Valuations were pretty stretched going into 2022. Market correction calls have been ongoing ever since the bull market started back in early 2020. Indeed, it seems like such a long time ago. With a new crisis going on in Ukraine, the level of fear has taken it to the next level, as has volatility. Indeed, volatility can work both ways, as we witnessed during Thursday’s powerful market turnaround. Can it be trusted as some sort of bottom? Or will Mr. Market pull the rug from underneath investors, as the bear readies to emerge from his cave for the first time in two years?
Indeed, Thursday’s turnaround is a promising signal. The Ukraine invasion is dire, and it could worsen. That said, there’s also a chance that the conflict could be resolved sooner than anticipated. In short, nobody knows what to make of the black swan event. That’s why I think investors should not treat the Thursday turnaround as some sort of bottom. Instead, investors need to maintain discipline. Like it or not, bull traps exist, and that’s why you should never exhaust your liquidity reserves all at once.
Yes, inflation may justify getting out of cash and fully invested in equities. However, by doing so, you’ll leave yourself unable to buy stocks on further weakness. Indeed, another black swan event can happen next month. Market strategists simply do not know the full extent of what the future holds. With that, investors need to acknowledge what they do not know and prepare accordingly with a Plan B, which includes a decent cash position and low-volatility securities.
Does Bitcoin deserve a spot in a portfolio? Probably not, given its volatility during turbulent markets! If anything, I’d consider Bitcoin to be more of a gauge of speculation, rather than of those seeking to hide from safety.
So, how should investors react to Thursday’s big turnaround?
Arguably, investors should not feel the need to rush in, willing to load up on anything in anticipation of a sharp market rally. Remember, the Ukraine-Russia crisis may be just beginning. Things could get really ugly, and the markets could easily fall into a bear market if the conflict escalates. For now, investors are applauding sanctions. But should they be? What if sanctions are just a first step? It’s impossible to know. That’s why chasing rallies — even single-day ones — can be a dangerous proposition that can lead to almost immediate pain.
Indeed, many pundits have been dismissive of the recent geopolitical tensions. Could investors be overly optimistic? It’s tough to say. Regardless, it’d be wise not to discount risks on the table. That said, I wouldn’t look to sell this bounce either. Instead, I’d look to buy stocks that are trading at a discount to their true worth.
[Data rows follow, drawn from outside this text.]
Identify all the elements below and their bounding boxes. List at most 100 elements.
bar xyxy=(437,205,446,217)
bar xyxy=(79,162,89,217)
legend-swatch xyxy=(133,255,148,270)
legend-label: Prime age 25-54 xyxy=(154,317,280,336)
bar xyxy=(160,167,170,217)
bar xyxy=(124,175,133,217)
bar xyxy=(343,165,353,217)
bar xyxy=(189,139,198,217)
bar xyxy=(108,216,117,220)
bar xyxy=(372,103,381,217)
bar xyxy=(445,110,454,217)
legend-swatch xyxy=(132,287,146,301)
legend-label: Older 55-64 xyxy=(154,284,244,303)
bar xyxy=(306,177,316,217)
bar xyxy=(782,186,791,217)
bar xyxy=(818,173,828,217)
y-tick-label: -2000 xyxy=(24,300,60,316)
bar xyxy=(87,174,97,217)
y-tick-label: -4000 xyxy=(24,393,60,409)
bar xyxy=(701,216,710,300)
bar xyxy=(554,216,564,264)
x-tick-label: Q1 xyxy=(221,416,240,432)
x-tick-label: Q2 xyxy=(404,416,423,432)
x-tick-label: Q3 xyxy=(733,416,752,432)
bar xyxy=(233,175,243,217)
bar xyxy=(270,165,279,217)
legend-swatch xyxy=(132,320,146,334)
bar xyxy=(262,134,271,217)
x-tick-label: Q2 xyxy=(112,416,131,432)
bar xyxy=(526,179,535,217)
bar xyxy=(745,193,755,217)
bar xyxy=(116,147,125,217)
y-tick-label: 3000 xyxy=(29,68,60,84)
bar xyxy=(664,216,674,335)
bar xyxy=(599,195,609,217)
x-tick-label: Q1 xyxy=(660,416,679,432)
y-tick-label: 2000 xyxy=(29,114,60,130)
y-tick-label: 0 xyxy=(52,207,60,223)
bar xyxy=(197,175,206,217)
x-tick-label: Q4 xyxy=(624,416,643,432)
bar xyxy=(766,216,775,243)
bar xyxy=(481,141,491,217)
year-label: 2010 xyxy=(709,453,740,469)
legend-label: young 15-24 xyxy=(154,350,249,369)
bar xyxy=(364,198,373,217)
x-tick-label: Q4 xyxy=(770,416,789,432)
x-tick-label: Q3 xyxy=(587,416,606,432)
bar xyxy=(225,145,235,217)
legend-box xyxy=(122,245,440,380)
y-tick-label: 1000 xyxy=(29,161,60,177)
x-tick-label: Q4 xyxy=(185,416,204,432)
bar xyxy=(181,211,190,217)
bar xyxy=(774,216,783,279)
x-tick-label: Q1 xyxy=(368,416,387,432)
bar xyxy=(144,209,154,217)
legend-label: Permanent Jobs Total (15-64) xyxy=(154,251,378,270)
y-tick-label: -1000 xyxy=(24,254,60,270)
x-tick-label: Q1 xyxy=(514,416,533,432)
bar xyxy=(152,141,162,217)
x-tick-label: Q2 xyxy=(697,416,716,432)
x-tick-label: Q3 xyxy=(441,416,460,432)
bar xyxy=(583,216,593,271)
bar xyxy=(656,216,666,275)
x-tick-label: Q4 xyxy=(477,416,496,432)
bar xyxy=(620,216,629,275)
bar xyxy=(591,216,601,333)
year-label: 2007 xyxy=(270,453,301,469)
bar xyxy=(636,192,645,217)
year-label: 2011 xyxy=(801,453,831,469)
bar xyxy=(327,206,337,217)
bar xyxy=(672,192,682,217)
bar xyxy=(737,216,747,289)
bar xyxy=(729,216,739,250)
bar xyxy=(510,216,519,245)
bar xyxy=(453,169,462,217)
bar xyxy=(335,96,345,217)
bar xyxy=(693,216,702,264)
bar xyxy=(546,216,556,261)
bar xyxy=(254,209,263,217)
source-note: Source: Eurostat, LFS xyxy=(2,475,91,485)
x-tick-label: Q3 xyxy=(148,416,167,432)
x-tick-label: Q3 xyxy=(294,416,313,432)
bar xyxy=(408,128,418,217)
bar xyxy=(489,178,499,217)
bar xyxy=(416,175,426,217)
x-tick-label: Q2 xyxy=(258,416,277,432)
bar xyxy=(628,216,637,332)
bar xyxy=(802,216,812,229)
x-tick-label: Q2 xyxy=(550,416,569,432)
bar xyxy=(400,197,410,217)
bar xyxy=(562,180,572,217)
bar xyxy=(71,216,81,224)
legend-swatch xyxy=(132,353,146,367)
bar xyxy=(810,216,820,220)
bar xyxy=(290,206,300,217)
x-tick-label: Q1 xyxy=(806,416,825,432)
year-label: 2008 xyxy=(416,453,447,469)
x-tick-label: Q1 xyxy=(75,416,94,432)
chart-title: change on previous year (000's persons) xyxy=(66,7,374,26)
Think names like Fortis (TSX:FTS)(NYSE:FTS), which is built for an environment like this one. If the markets fall further, odds are that FTS stock will fall to a lesser extent. Further, there’s the great dividend that’s likely to grow at a solid single-digit rate over time. Indeed, cash flows will still continue flowing in, regardless of how bad things get. For that reason, the stock ought to be held at the core of any portfolio that seeks to thrive in a market where choppy moves on the day to day are the new normal.
Bottom line
Don’t try to predict the outcome of exogenous black swan events. Nobody can do this. Instead, invest in diversifying your portfolio and adding to holdings where there’s value to be had! It’s that simple. Don’t overreact to rallies or plunges by chasing intraday moves or dumping on vicious plunges. Stay the course and be ready for anything.
In short, I have no idea if the bottom was put in on Thursday. A day of action, no matter how shocking, shouldn’t change your investment strategy or magnitude of bullishness.